Der kleine Hüter der Schwelle »hütet« eine Schwelle. Ebenso wie er selbst, ist auch diese Schwelle aus den Seeleneigenschaften des Schülers gezimmert: vor allem aus der »Furcht«, die »Verantwortung für das eigene Denken und Tun« zu übernehmen, aus der Furcht vor der Freiheit also. Solange der Mensch vor der »selbsteigenen Lenkung seines Geschicks« zurückschreckt, wird er »wie gebannt an der Schwelle stehenbleiben oder stolpern«.

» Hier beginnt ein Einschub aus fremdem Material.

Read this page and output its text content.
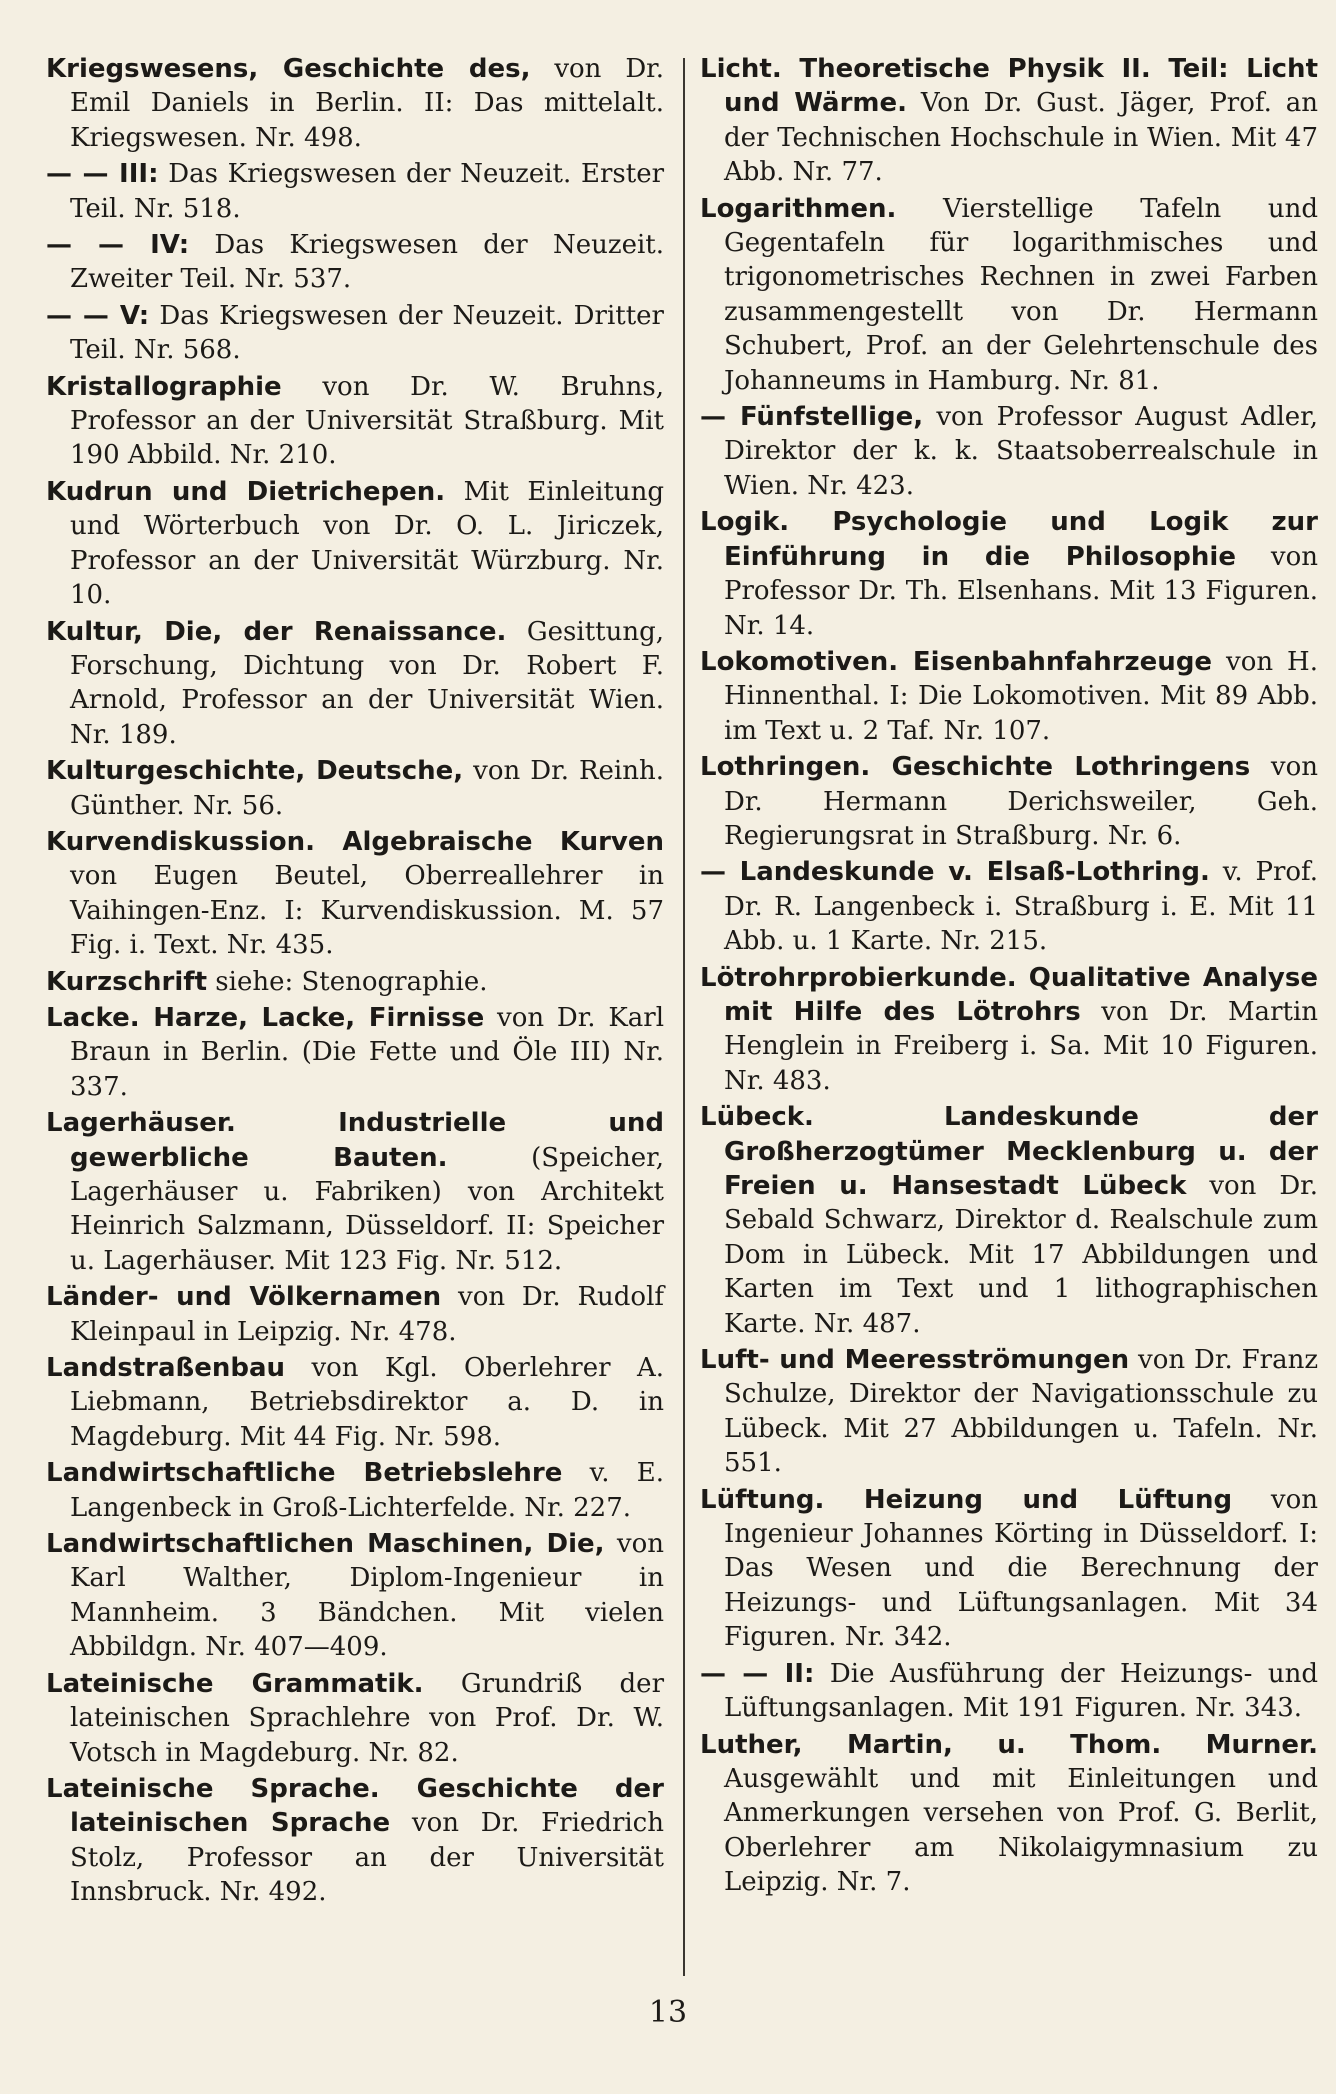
Kriegswesens, Geschichte des, von Dr. Emil Daniels in Berlin. II: Das mittelalt. Kriegswesen. Nr. 498.

— — III: Das Kriegswesen der Neuzeit. Erster Teil. Nr. 518.

— — IV: Das Kriegswesen der Neuzeit. Zweiter Teil. Nr. 537.

— — V: Das Kriegswesen der Neuzeit. Dritter Teil. Nr. 568.

Kristallographie von Dr. W. Bruhns, Professor an der Universität Straßburg. Mit 190 Abbild. Nr. 210.

Kudrun und Dietrichepen. Mit Einleitung und Wörterbuch von Dr. O. L. Jiriczek, Professor an der Universität Würzburg. Nr. 10.

Kultur, Die, der Renaissance. Gesittung, Forschung, Dichtung von Dr. Robert F. Arnold, Professor an der Universität Wien. Nr. 189.

Kulturgeschichte, Deutsche, von Dr. Reinh. Günther. Nr. 56.

Kurvendiskussion. Algebraische Kurven von Eugen Beutel, Oberreallehrer in Vaihingen-Enz. I: Kurvendiskussion. M. 57 Fig. i. Text. Nr. 435.

Kurzschrift siehe: Stenographie.

Lacke. Harze, Lacke, Firnisse von Dr. Karl Braun in Berlin. (Die Fette und Öle III) Nr. 337.

Lagerhäuser. Industrielle und gewerbliche Bauten.	(Speicher, Lagerhäuser u. Fabriken) von Architekt Heinrich Salzmann, Düsseldorf. II: Speicher u. Lagerhäuser. Mit 123 Fig. Nr. 512.

Länder- und Völkernamen von Dr. Rudolf Kleinpaul in Leipzig. Nr. 478.

Landstraßenbau von Kgl. Oberlehrer A. Liebmann, Betriebsdirektor a. D. in Magdeburg. Mit 44 Fig. Nr. 598.

Landwirtschaftliche Betriebslehre v. E. Langenbeck in Groß-Lichterfelde. Nr. 227.

Landwirtschaftlichen Maschinen, Die, von Karl Walther, Diplom-Ingenieur in Mannheim. 3 Bändchen. Mit vielen Abbildgn. Nr. 407—409.

Lateinische Grammatik. Grundriß der lateinischen Sprachlehre von Prof. Dr. W. Votsch in Magdeburg. Nr. 82.

Lateinische Sprache. Geschichte der lateinischen Sprache von Dr. Friedrich Stolz, Professor an der Universität Innsbruck. Nr. 492.

Licht. Theoretische Physik II. Teil: Licht und Wärme. Von Dr. Gust. Jäger, Prof. an der Technischen Hochschule in Wien. Mit 47 Abb. Nr. 77.

Logarithmen. Vierstellige Tafeln und Gegentafeln für logarithmisches und trigonometrisches Rechnen in zwei Farben zusammengestellt von Dr. Hermann Schubert, Prof. an der Gelehrtenschule des Johanneums in Hamburg. Nr. 81.

— Fünfstellige, von Professor August Adler, Direktor der k. k. Staatsoberrealschule in Wien. Nr. 423.

Logik. Psychologie und Logik zur Einführung in die Philosophie von Professor Dr. Th. Elsenhans. Mit 13 Figuren. Nr. 14.

Lokomotiven. Eisenbahnfahrzeuge von H. Hinnenthal. I: Die Lokomotiven. Mit 89 Abb. im Text u. 2 Taf. Nr. 107.

Lothringen. Geschichte Lothringens von Dr. Hermann Derichsweiler, Geh. Regierungsrat in Straßburg. Nr. 6.

— Landeskunde v. Elsaß-Lothring. v. Prof. Dr. R. Langenbeck i. Straßburg i. E. Mit 11 Abb. u. 1 Karte. Nr. 215.

Lötrohrprobierkunde. Qualitative Analyse mit Hilfe des Lötrohrs von Dr. Martin Henglein in Freiberg i. Sa. Mit 10 Figuren. Nr. 483.

Lübeck. Landeskunde der Großherzogtümer Mecklenburg u. der Freien u. Hansestadt Lübeck von Dr. Sebald Schwarz, Direktor d. Realschule zum Dom in Lübeck. Mit 17 Abbildungen und Karten im Text und 1 lithographischen Karte. Nr. 487.

Luft- und Meeresströmungen von Dr. Franz Schulze, Direktor der Navigationsschule zu Lübeck. Mit 27 Abbildungen u. Tafeln. Nr. 551.

Lüftung. Heizung und Lüftung von Ingenieur Johannes Körting in Düsseldorf. I: Das Wesen und die Berechnung der Heizungs- und Lüftungsanlagen. Mit 34 Figuren. Nr. 342.

— — II: Die Ausführung der Heizungs- und Lüftungsanlagen. Mit 191 Figuren. Nr. 343.

Luther, Martin, u. Thom. Murner. Ausgewählt und mit Einleitungen und Anmerkungen versehen von Prof. G. Berlit, Oberlehrer am Nikolaigymnasium zu Leipzig. Nr. 7.

13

Was für eine Schwelle ist das? Die Schwelle des Todes, die Schwelle der Unsterblichkeit. Das Reich, das der Schüler betritt, wenn er diese Schwelle überschreitet, ist dasselbe, in das er nach dem Tode einkehrt. Wer sie überschreitet, wird fortan, »indem er äußerlich sichtbar auf Erden wandelt, zugleich im Reich des Todes wandeln«. Aber dieses Reich des Todes ist das Reich des ewigen Lebens. Der Hüter ist »wirklich der Todesengel« und zugleich »der Bringer eines höheren, nie versiegenden Lebens«.

Blicken wir kurz auf das Christentum als mystische Tatsache … zurück. Der hier beschriebene Vorgang ist uns nämlich dort bereits begegnet.

Über die Seele des Mysten, der in die Mysterien eingeweiht wurde, schrieb Steiner, sie sei der Ort, an dem der in der Natur verzauberte Gott – der unausschöpfbare Quell des Lebens –, nach dem Abstieg in den Hades, das Reich des Todes, wiederaufleben könne. Diese Seele wurde als »Mutter« eines Gottes angesprochen, der in ihr in Sohnesgestalt auferstehe. Der in der Seele wiedergeborene Gott sei kein verborgener Gott mehr, wie der in der Schöpfung verzauberte Vatergott, sondern ein offenbarer Gott: »Er hat wahrnehmbares Leben, das unter den Menschen wandelt«. Der Myste selbst wurde durch die Einweihung zum »wahrnehmbaren Gott, der unter Menschen wandelt«. So wandelt der Geistesschüler als Wiedergeborener unter lauter Leichnamen.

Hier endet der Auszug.